Before meeting, each scientist researched about 20 invasive species and brought information about specific characteristics such as reproduction, life cycle, and resistance to pollutants to the workshop. In “Invaders are not a random selection of species,” the team showed that successful freshwater invasive species are likely to be mollusks or crustaceans that are tolerant of at least some pollution. Additionally, Karatayev said, “They are not fussy eaters.”

For example, the zebra mussel, a well-known invasive species in the Great Lakes, is a filter-feeding mollusk; essentially, it strains its food out of the water. Macroinvertebrates with such feeding habits are far more likely to be successful invaders than macroinvertebrates that are predators.

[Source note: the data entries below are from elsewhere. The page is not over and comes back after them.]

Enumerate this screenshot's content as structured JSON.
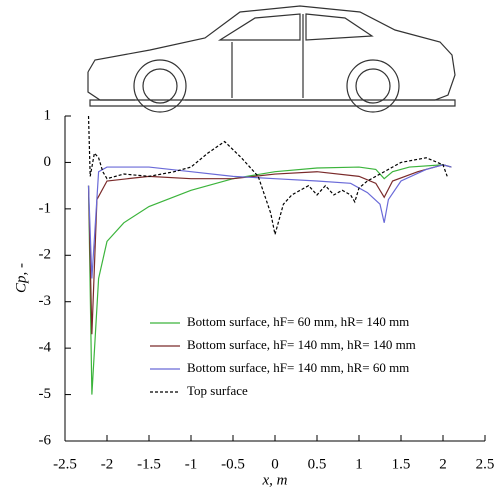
{
  "chart_data": {
    "type": "line",
    "xlabel": "x, m",
    "ylabel": "Cp, -",
    "xlim": [
      -2.5,
      2.5
    ],
    "ylim": [
      -6,
      1
    ],
    "xticks": [
      -2.5,
      -2,
      -1.5,
      -1,
      -0.5,
      0,
      0.5,
      1,
      1.5,
      2,
      2.5
    ],
    "yticks": [
      -6,
      -5,
      -4,
      -3,
      -2,
      -1,
      0,
      1
    ],
    "legend": "lower right",
    "series": [
      {
        "name": "Bottom surface, hF= 60 mm, hR= 140 mm",
        "color": "#3cb43c",
        "line_style": "solid",
        "x": [
          -2.22,
          -2.18,
          -2.1,
          -2.0,
          -1.8,
          -1.5,
          -1.0,
          -0.5,
          0,
          0.5,
          1.0,
          1.2,
          1.3,
          1.4,
          1.6,
          2.0,
          2.1
        ],
        "values": [
          -0.5,
          -5.0,
          -2.5,
          -1.7,
          -1.3,
          -0.95,
          -0.6,
          -0.35,
          -0.2,
          -0.12,
          -0.1,
          -0.15,
          -0.35,
          -0.2,
          -0.1,
          -0.05,
          -0.1
        ]
      },
      {
        "name": "Bottom surface, hF= 140 mm, hR= 140 mm",
        "color": "#7a2a2a",
        "line_style": "solid",
        "x": [
          -2.22,
          -2.18,
          -2.12,
          -2.0,
          -1.5,
          -1.0,
          -0.5,
          0,
          0.5,
          1.0,
          1.2,
          1.3,
          1.4,
          1.7,
          2.0,
          2.1
        ],
        "values": [
          -0.5,
          -3.7,
          -0.8,
          -0.4,
          -0.3,
          -0.35,
          -0.35,
          -0.25,
          -0.2,
          -0.3,
          -0.45,
          -0.75,
          -0.4,
          -0.2,
          -0.05,
          -0.1
        ]
      },
      {
        "name": "Bottom surface, hF= 140 mm, hR= 60 mm",
        "color": "#6a6ad8",
        "line_style": "solid",
        "x": [
          -2.22,
          -2.18,
          -2.1,
          -2.0,
          -1.5,
          -1.0,
          -0.5,
          0,
          0.5,
          0.9,
          1.1,
          1.25,
          1.3,
          1.35,
          1.5,
          1.8,
          2.0,
          2.1
        ],
        "values": [
          -0.5,
          -2.5,
          -0.2,
          -0.1,
          -0.1,
          -0.2,
          -0.3,
          -0.35,
          -0.4,
          -0.45,
          -0.65,
          -0.9,
          -1.3,
          -0.8,
          -0.4,
          -0.15,
          -0.05,
          -0.1
        ]
      },
      {
        "name": "Top surface",
        "color": "#000000",
        "line_style": "dashed",
        "x": [
          -2.22,
          -2.2,
          -2.15,
          -2.1,
          -2.05,
          -2.0,
          -1.8,
          -1.5,
          -1.2,
          -1.0,
          -0.8,
          -0.6,
          -0.4,
          -0.2,
          -0.05,
          0,
          0.1,
          0.2,
          0.4,
          0.5,
          0.6,
          0.7,
          0.8,
          0.9,
          0.95,
          1.0,
          1.1,
          1.3,
          1.5,
          1.8,
          2.0,
          2.05
        ],
        "values": [
          1.0,
          -0.3,
          0.2,
          0.1,
          -0.2,
          -0.35,
          -0.25,
          -0.3,
          -0.2,
          -0.1,
          0.2,
          0.45,
          0.1,
          -0.3,
          -1.1,
          -1.55,
          -0.9,
          -0.7,
          -0.5,
          -0.7,
          -0.5,
          -0.7,
          -0.6,
          -0.7,
          -0.85,
          -0.55,
          -0.4,
          -0.2,
          0.0,
          0.1,
          -0.05,
          -0.3
        ]
      }
    ]
  }
}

To draw their conclusions, the researchers compared 119 invasive species to all native macroinvertebrate freshwater species in North American and Europe. Of the native species, about 35 percent can live only in water that is excellent or very good quality; they do not tolerate organic pollution. However, all the successful invaders tolerate at least some organic pollution—pollution that lowers the amount of dissolved oxygen in water.

Karatayev pointed out that many invasive species cannot survive their initial contact with a new environment. On the simplest level, for example, very few saltwater organisms can survive in fresh water. Those that survive must be able to establish a viable population—a population that can perpetuate itself, meaning that the invaders must be able to eat and reproduce.

One of the strongest arguments against the notion that invasive species are random is that the research demonstrated a significant difference between the make-up of native species and the make-up of successful invasive species. In North America, only 6.5 percent of native invertebrates are crustaceans; however, 38 percent of successful invasive species are crustaceans.

“Certain processes seem to be very similar in North America and Europe,” said Karatayev. “It’s certainly possible that these patterns are common all around the world.”